MySQL Bugs: #20859: ndbd node fails to recover

Bug #20859	ndbd node fails to recover
Submitted:	5 Jul 2006 6:10	Modified:	7 Aug 2006 14:18
Reporter:	David Abbott	Email Updates:
Status:	Not a Bug	Impact on me:	None
Category:	MySQL Cluster: Cluster (NDB) storage engine	Severity:	S2 (Serious)
Version:	5.0.22	OS:	Linux (Red Hat Linux ES4)
Assigned to:		CPU Architecture:	Any

Description:
A MySQL 5.0.22 SQL Server node started reporting 241 and 1204 errors i.e.
"Got temporary error 1204 'Temporary failure, distribution changed'"

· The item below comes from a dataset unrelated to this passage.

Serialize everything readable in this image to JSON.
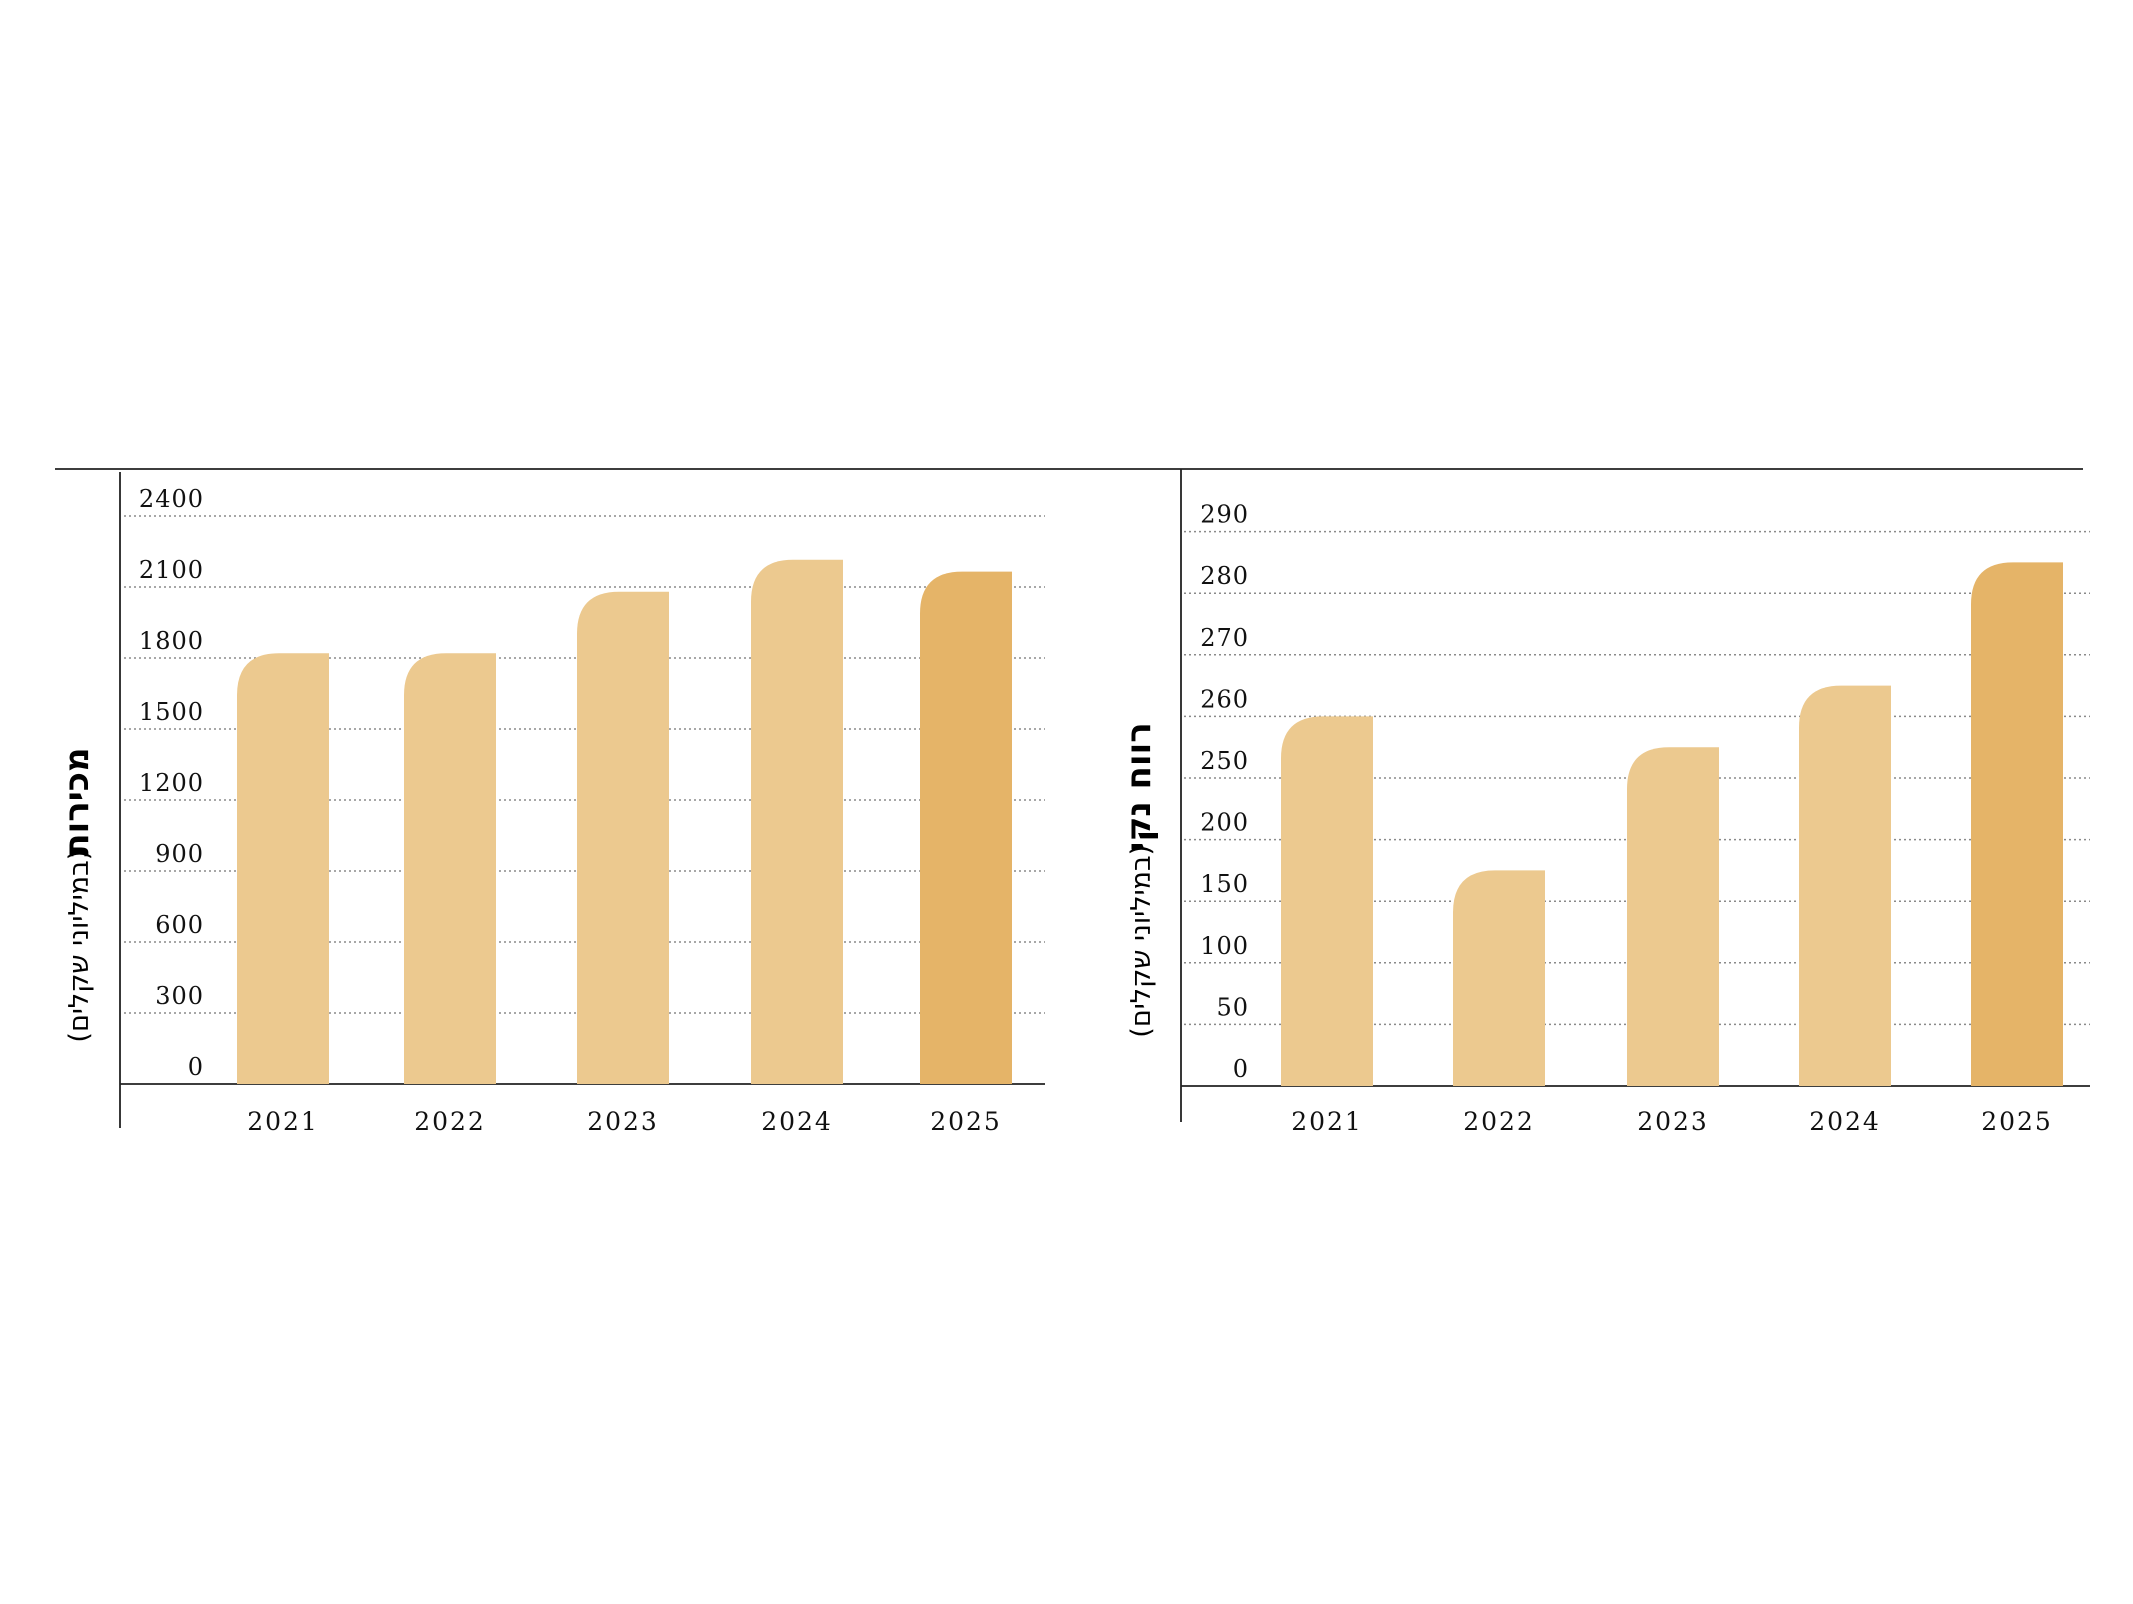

Re-starting the ndbd server also running on this node failed and generated
stack traces (attached).

How to repeat:
Unable to repeat, ndbd node still down.

Suggested fix:
Will probably re-build with ndbd --initial.

ndbd and mysql logs

Attachment: ndblogs.tgz (application/octet-stream, text), 78.62 KiB.

cluster config.ini

Attachment: config.ini (application/octet-stream, text), 767 bytes.

cluster log file excerpt

Attachment: ndb_1_cluster.log (application/octet-stream, text), 22.57 KiB.

Changing Category to Cluster.

The cluster log (and error log) indicates heartbeat failures.

This often indicates very high load on cpu/disk/mem/network.

Can you examine if
1) there is any swapping going on (using vmstat or similar)
2) ndbd host machines have very high load (using top/vmstat or similar)
3) there has been any peek in load on machine, for example weekly fs-backup
   which might consume lots of memory/disk bandwith that might have locked ndbd out.

Otherwise, can you possibly identify some kind of pattern on mysqld where this occurs (but reading from log, it seems almost idle...)

Lo and behold, further investigation has revealed a disk problem. There did seem to be slow-downs on disk i/o, now we've tested the server in more depth disk errors are being generated.

Possibly a need for slightly better error messages ?